Viewpoint: A Bad Model and a Good One From the 1930s

Policymakers in Washington are struggling over what to do about financial institutions that are "too big to fail."

At first they seemed to favor legislation that would establish a new "systemic risk regulator" with the authority to intervene whenever a troubled financial leviathan, or a new product or practice, threatened the safety of the financial system.

After some reflection they recognized the dangers posed by a super-regulator. It is likely to prize stability over innovation; it will discourage other regulators from taking actions, such as enforcement proceedings, that might shake public confidence in too-big-to-fail firms; and over time, as the systemic-risk regulator gains expertise, it will increasingly "crowd out" lesser, specialized regulatory agencies.

Lurking in the background is the unhappy memory of the National Recovery Administration, the ambitious New Deal experiment in super-economic regulation. The New Deal's most ardent admirers now view the NRA as a colossal failure.

Realizing the problems that would be created by a single, all-powerful uber-regulator, policymakers have swung in another direction and are proposing various versions of a council of regulators. Although both the current Senate and House bills would have boards of 11 members, mainly current regulators, they are at polar extremes.
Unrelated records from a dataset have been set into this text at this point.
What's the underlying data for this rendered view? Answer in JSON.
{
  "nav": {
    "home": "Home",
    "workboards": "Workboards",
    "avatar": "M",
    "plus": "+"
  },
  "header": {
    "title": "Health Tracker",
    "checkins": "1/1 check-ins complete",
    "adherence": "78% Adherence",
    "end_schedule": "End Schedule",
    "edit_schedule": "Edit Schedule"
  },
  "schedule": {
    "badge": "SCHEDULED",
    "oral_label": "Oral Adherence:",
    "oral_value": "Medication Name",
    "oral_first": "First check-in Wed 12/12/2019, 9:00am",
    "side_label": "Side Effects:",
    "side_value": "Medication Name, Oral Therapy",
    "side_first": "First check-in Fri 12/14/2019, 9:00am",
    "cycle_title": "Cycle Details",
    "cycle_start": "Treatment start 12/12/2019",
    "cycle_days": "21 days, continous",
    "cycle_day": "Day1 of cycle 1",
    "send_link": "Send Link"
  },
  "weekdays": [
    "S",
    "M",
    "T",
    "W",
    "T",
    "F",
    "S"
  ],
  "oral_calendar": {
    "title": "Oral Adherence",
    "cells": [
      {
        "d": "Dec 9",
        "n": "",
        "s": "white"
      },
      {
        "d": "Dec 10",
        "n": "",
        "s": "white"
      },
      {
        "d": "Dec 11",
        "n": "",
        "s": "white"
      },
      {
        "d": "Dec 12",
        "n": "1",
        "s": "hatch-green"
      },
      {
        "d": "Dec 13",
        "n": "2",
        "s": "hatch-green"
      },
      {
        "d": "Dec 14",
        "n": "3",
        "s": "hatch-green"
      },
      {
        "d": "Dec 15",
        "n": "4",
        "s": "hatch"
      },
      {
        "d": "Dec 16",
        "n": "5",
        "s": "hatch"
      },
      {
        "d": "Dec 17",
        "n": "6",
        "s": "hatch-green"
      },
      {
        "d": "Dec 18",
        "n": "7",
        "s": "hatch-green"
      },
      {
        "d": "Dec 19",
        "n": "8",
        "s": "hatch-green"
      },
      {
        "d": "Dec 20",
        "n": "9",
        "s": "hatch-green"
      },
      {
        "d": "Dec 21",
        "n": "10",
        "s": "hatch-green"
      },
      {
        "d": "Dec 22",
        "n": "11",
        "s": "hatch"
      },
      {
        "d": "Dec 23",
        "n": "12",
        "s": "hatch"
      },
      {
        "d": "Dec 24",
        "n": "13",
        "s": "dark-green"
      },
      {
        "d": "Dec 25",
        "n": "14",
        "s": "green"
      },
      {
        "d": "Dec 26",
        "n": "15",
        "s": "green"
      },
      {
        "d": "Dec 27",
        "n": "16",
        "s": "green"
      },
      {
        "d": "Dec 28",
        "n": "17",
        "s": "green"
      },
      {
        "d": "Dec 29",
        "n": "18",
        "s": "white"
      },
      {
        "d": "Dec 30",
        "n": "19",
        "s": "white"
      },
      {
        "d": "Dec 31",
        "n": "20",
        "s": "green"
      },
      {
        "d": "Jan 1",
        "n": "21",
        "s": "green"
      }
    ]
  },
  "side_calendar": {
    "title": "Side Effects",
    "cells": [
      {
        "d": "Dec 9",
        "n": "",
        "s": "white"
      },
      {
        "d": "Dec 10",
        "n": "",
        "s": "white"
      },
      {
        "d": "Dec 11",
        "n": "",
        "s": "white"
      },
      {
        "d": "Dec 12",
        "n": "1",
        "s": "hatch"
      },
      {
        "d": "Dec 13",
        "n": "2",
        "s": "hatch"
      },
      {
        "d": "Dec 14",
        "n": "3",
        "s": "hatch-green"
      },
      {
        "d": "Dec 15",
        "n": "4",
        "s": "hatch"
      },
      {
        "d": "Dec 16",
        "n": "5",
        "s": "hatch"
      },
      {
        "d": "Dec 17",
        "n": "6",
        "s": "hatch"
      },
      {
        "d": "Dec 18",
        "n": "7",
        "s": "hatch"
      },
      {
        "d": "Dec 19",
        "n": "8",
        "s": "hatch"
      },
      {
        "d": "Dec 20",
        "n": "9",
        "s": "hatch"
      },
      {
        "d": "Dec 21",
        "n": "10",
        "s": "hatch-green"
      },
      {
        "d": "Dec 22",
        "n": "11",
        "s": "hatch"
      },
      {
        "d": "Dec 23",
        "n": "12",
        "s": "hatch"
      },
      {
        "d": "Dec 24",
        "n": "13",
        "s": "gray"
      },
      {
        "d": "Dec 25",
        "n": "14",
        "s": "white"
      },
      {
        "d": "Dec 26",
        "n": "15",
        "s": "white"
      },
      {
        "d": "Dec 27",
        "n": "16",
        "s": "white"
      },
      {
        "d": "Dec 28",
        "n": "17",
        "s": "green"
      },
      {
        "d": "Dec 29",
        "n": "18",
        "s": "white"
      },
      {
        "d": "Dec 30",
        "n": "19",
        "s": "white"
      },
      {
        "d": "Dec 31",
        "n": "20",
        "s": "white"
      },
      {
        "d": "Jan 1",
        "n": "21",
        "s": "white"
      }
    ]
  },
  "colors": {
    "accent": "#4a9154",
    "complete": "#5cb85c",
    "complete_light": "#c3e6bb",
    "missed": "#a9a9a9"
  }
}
The Senate's proposed council would possess the same vast powers as a super-regulator. The House proposal would create a council with no authority beyond making recommendations to Congress and other agencies. The problems in such a committee approach are obvious. It would be consumed by bickering, turf battles, differing regulatory philosophies and ultimately stalemates. As the military maxim warns, "Councils of war don't fight."

Thus, neither the idea of a single, all-powerful systemic-risk regulator nor the concept of a committee holds much promise.

There is an alternative.

In the early part of the last century, Supreme Court Justice Brandeis spoke of "a curse of bigness" and urged the breakup of financial conglomerates. As the New Deal began in 1933, he warned, "Remember, the inevitable ineffectiveness of regulation," and advised that the "curb of bigness is indispensable to true democracy and liberty."

The New Deal took Brandeis' admonitions to heart. The Glass-Steagall Act of 1933 separated commercial and investment banking; the Public Utility Holding Company Act of 1935 imposed a death sentence on giant utility holding companies; and the Revenue Act of 1936 limited mutual funds' ownership of industrial firms. These and other New Deal laws demonstrated that the financial omelet can, in fact, be unscrambled. Some of these reforms have been undone by the recent wave of deregulation, but many remain in place. Indeed, in 1994 Congress used the Brandeis approach when it limited no bank could control more than 10% of the nation's deposits.

Justice Brandeis and his New Deal disciples demonstrated that neither financial behemoths nor smothering regulation is inevitable. Recently, leading experts such as former Federal Reserve Board Chairman Paul Volcker, Bank of England Governor Mervyn King and former Citicorp CEO John Reed called for legislation along the lines of Brandeis' approach. The House Financial Services Committee has made a start by approving legislation that would authorize regulators to break up financial giants. But this approach still relies on action by regulators. The Obama administration and Congress can resist a world where there will be either an omnipotent super-regulator or a toothless council. All that's required is the political will to pursue another, far less risky, route to financial reform — legislation that limits the size and activities of financial firms — so that none are too big to fail.